ROBERTO BARZANTI
Cronaca

Il viaggio di Alessandro Falassi. Quel ponte tra Siena e il mondo

Storico, antropologo, priore della sua Contrada, unì il legame con la sua terra a una visione cosmopolita. Da “La terra in piazza“ a “La Santa dell’Oca“, dall’insegnamento al Mangia d’oro: le tappe di una vita.

Alessandro Falassi al teatro dei Rinnovati in occasione della presentazione del Palio di Botero

Alessandro Falassi al teatro dei Rinnovati in occasione della presentazione del Palio di Botero

Alessandro Falassi, 1945-2014, spiccò per i suoi originali interessi fin dagli anni del Liceo classico. Sarà perché veniva da fuori e voleva mantenere un legame forte con il solerte Chianti, con la nativa Castellina. A terza liceo, alla vigilia della maturità – era il 1964 – vinse il premio messo a concorso dal locale Comitato per la storia del Risorgimento italiano con una prova maiuscola, dove rivisitava con matura disinvoltura critica un’età di solito scandita con retorica enfasi. Era sveglio, curioso, intraprendente, sornione e diplomatico.

Sandro fu calamitato da Firenze, dove nel 1970 si laureò al Cesare Alfieri, dove ebbe modo di conoscere il docente di letteratura francese Mario Luzi, che influì profondamente nel modo di accostarsi alle tradizioni popolari più ancora che nel commentare i testi del suo corso. Nel 1970, appena conclusa l’esperienza fiorentina, fece la valigia e approdò a Berkeley: la sede preferita del suo impegno di ricercatore. Partì portando con sé una lettera di presentazione che come sindaco di Siena scrissi al professor Alan Dundes. L’avevo stesa di tutto cuore, con piena sincerità.

Era giunta l’ora – ritenevamo – di guardare il Palio alla luce delle categorie di un’antropologia culturale contraddistinta da molti debiti verso le teorie della psicanalisi freudiana: "Siena ospita – rileggo quella missiva, datata 7 novembre 1970 – uno degli esempi più alti e autentici del folklore italiano, il Palio, una gara in cui esplode una complessa vita istituzionale ricca di abitudini e costumi che meritano un’esplorazione più attenta di quella finora goduta". Nacque così il libro a due mani “La terra in piazza” (Universiy of California Press Berkeley Los Angeles London, 1975), grazie anche al generoso sostegno del Monte dei Paschi.

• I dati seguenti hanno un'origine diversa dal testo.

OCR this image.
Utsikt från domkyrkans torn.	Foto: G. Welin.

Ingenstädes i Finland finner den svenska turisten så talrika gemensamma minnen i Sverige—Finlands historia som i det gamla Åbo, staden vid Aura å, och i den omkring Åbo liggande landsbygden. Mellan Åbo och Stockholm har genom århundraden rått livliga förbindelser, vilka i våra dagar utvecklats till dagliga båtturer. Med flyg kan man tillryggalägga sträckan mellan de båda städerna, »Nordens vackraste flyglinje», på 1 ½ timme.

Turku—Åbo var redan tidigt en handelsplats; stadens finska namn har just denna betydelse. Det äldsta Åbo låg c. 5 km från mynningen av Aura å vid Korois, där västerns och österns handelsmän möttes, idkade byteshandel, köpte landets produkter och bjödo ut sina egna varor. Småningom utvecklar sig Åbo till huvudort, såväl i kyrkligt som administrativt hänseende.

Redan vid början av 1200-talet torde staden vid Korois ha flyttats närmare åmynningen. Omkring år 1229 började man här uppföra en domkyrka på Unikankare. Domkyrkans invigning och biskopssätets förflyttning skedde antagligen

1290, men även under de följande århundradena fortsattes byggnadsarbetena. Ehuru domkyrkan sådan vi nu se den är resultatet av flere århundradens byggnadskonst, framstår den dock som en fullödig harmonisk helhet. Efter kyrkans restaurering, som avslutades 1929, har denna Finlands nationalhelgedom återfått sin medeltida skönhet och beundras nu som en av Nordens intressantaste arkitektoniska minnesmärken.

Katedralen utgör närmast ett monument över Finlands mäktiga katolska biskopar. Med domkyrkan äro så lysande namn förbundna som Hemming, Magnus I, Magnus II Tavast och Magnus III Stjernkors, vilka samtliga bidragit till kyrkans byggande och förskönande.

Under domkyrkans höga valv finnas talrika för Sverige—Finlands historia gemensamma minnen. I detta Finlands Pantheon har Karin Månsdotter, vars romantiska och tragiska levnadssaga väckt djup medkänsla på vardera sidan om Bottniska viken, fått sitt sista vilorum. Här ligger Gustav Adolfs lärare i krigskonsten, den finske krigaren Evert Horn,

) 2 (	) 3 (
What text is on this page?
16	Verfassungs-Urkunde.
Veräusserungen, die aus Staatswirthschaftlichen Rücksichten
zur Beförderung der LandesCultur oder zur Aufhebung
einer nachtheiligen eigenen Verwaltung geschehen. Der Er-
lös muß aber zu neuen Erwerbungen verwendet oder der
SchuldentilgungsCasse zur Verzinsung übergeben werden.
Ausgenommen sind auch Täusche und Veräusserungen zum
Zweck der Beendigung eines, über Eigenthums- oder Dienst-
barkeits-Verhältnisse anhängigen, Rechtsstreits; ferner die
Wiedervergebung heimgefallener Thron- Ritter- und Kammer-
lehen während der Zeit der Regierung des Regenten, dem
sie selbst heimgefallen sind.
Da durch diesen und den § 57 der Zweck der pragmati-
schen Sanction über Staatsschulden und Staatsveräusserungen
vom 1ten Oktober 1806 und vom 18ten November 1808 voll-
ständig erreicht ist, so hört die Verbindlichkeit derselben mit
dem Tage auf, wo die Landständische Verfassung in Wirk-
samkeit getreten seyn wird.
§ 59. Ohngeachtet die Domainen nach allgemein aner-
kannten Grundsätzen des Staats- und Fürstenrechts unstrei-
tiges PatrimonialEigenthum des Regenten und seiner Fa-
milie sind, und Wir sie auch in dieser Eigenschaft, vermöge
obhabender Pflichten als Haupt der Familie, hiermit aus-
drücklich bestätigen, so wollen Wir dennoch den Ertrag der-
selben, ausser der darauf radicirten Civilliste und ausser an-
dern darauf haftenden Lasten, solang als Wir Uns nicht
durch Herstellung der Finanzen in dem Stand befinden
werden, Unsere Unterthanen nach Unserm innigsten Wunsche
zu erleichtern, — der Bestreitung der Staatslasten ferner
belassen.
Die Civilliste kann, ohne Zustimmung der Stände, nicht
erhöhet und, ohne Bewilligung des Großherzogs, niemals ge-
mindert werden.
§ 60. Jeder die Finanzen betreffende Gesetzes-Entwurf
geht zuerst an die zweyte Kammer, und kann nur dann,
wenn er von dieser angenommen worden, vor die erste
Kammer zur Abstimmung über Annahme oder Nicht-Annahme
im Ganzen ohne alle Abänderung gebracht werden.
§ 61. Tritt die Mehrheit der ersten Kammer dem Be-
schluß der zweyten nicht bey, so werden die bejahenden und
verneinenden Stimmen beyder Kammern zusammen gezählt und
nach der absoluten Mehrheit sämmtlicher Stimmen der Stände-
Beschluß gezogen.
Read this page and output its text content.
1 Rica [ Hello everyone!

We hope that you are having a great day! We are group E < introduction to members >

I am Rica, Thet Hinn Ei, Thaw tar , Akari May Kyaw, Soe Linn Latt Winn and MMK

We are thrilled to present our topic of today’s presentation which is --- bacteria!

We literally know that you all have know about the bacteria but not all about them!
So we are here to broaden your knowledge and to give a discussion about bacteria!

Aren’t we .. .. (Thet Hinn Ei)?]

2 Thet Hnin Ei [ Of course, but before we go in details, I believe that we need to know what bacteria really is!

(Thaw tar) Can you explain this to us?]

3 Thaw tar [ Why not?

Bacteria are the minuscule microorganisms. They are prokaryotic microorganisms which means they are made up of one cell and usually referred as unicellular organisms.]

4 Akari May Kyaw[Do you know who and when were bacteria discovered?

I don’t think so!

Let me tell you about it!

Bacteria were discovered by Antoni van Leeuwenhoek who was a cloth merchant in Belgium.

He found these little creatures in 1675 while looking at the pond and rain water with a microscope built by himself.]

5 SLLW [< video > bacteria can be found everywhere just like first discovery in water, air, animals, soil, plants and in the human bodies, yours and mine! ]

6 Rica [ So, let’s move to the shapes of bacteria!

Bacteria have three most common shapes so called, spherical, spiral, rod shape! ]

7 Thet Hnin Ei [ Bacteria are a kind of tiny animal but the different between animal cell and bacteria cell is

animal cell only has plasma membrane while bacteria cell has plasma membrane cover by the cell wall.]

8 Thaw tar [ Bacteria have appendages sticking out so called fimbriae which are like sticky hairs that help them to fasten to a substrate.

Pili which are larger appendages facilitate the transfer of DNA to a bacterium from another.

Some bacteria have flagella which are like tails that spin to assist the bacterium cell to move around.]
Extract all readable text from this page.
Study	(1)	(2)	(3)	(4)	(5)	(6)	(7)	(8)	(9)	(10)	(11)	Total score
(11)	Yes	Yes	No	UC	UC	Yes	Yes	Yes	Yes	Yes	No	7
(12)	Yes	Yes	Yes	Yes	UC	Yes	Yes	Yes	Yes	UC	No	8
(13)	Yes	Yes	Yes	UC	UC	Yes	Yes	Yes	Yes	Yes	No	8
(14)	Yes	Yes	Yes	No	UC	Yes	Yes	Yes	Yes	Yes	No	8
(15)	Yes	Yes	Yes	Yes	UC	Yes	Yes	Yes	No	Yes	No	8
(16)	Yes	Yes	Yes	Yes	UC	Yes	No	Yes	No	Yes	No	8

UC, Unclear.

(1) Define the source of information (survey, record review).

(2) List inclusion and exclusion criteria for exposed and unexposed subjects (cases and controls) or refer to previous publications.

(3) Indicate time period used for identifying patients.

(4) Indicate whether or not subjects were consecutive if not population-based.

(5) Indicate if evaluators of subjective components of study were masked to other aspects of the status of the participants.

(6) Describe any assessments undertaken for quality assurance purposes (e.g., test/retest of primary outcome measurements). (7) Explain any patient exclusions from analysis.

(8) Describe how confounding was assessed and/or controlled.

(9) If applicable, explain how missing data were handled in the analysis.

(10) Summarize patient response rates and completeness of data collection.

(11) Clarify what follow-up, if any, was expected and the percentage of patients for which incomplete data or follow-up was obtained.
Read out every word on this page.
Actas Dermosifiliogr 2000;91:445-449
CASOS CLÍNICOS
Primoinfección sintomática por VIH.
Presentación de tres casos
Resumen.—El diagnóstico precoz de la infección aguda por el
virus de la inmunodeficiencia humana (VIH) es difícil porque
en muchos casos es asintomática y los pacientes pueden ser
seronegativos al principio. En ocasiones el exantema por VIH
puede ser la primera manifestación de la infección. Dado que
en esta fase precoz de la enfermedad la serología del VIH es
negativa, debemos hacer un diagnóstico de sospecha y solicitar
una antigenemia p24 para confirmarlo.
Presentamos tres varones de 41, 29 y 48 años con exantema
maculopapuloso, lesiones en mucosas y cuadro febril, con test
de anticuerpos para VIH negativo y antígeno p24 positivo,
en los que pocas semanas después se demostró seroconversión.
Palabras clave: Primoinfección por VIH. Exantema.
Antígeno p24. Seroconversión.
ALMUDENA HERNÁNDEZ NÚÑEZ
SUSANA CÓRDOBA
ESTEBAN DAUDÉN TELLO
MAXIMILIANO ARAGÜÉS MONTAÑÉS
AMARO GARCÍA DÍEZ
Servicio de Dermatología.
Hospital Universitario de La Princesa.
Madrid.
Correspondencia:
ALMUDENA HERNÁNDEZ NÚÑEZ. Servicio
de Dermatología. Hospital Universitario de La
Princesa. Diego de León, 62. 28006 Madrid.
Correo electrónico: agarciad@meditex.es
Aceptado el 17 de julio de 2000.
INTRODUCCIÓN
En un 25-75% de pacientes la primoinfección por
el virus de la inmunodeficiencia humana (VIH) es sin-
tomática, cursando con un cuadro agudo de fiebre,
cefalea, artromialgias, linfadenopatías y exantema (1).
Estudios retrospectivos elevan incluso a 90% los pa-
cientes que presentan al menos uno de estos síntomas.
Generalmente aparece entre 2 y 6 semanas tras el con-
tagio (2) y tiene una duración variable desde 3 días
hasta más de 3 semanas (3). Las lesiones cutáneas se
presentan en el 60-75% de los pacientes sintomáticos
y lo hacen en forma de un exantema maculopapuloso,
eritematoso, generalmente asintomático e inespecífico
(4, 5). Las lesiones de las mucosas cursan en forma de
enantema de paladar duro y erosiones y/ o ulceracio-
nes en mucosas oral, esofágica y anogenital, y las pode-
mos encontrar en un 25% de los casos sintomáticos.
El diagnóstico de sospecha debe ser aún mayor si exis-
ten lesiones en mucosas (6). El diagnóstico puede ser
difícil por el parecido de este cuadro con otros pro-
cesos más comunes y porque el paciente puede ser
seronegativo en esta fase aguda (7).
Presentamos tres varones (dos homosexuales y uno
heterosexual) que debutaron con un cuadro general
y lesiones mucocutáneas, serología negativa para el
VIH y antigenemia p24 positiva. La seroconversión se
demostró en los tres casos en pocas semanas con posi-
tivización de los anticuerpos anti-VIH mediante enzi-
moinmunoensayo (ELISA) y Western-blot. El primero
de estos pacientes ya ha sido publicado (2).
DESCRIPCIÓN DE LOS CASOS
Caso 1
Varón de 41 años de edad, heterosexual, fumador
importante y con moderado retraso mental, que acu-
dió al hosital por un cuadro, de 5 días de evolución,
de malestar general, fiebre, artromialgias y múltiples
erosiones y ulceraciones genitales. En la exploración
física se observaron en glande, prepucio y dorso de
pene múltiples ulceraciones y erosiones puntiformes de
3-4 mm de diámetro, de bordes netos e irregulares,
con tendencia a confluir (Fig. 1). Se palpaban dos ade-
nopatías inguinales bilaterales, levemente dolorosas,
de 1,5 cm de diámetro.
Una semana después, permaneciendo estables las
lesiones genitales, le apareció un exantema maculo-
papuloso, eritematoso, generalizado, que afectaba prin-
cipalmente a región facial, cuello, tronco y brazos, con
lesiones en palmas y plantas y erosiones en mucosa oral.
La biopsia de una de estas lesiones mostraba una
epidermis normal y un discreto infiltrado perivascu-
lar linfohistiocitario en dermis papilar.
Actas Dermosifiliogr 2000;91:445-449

Il libro – ormai un classico – presentò una nuova interpretazione del Palio. Immise la festa in un universo che lo sottraeva alla retorica patriottarda e lo consegnava alla postmodernità. Era un’opera di laicizzazione che Alessandro, prudente diplomatico, non volle subito far tradurre. Temeva fraintendimenti.

La ricerca era fondata su un’ antropologia tesa a svelare i simboli nascosti perlopiù di timbro erotico nei comportamenti che scatenava. Uscì in seconda edizione nel 1984 e i mugugni cessarono. Il libro più suo che Falassi abbia dedicato all’universo del Palio e delle Contrade è “Per forza e per amore. I canti popolari del Palio di Siena” (1980). Il canzoniere collettivo della festa contiene un’inesauribile miniera di metafore, di ambigue allusioni, sfacciati epiteti, sguaiate imprecazioni. Lungo le tortuose vie di Siena Falassi non poteva non imbattersi nell’icona di Caterina di Jacopo di Benincasa, e nacque così “La Santa dell’Oca” (1980). L’autore si guardava bene dall’addentrarsi in disquisizioni filologiche sulla scrittura o sulla biografia e si atteneva scrupolosamente a commentare la fortuna delle Santa nelle molte vesti che le erano state cucite addosso. Sandro volle che fossi io a pronunciare la “laudatio” d’uso quando gli fu conferito, nel 1991, il Mangia d’oro.

Lo rivedo in quel giorno caldo di abbracci, con Chiara e con Giovanni, nato da poco. La lezione che Alessandro ci lascia, con tanti scritti, colti senza spocchia, e con l’appassionato insegnamento all’Università , si può riassumere in un prezioso monito: star dentro – fu Priore dell’Istrice – ad un magnifico rito ma sapendolo guardare da fuori, capire e amare le tradizioni delle propria terra non facendosene travolgere, individuare nell’eccezionalità la norma, nel fasto splendente la quotidiana fatica. Gli piaceva un proverbio: "Il mondo è di chi lo sa canzonare".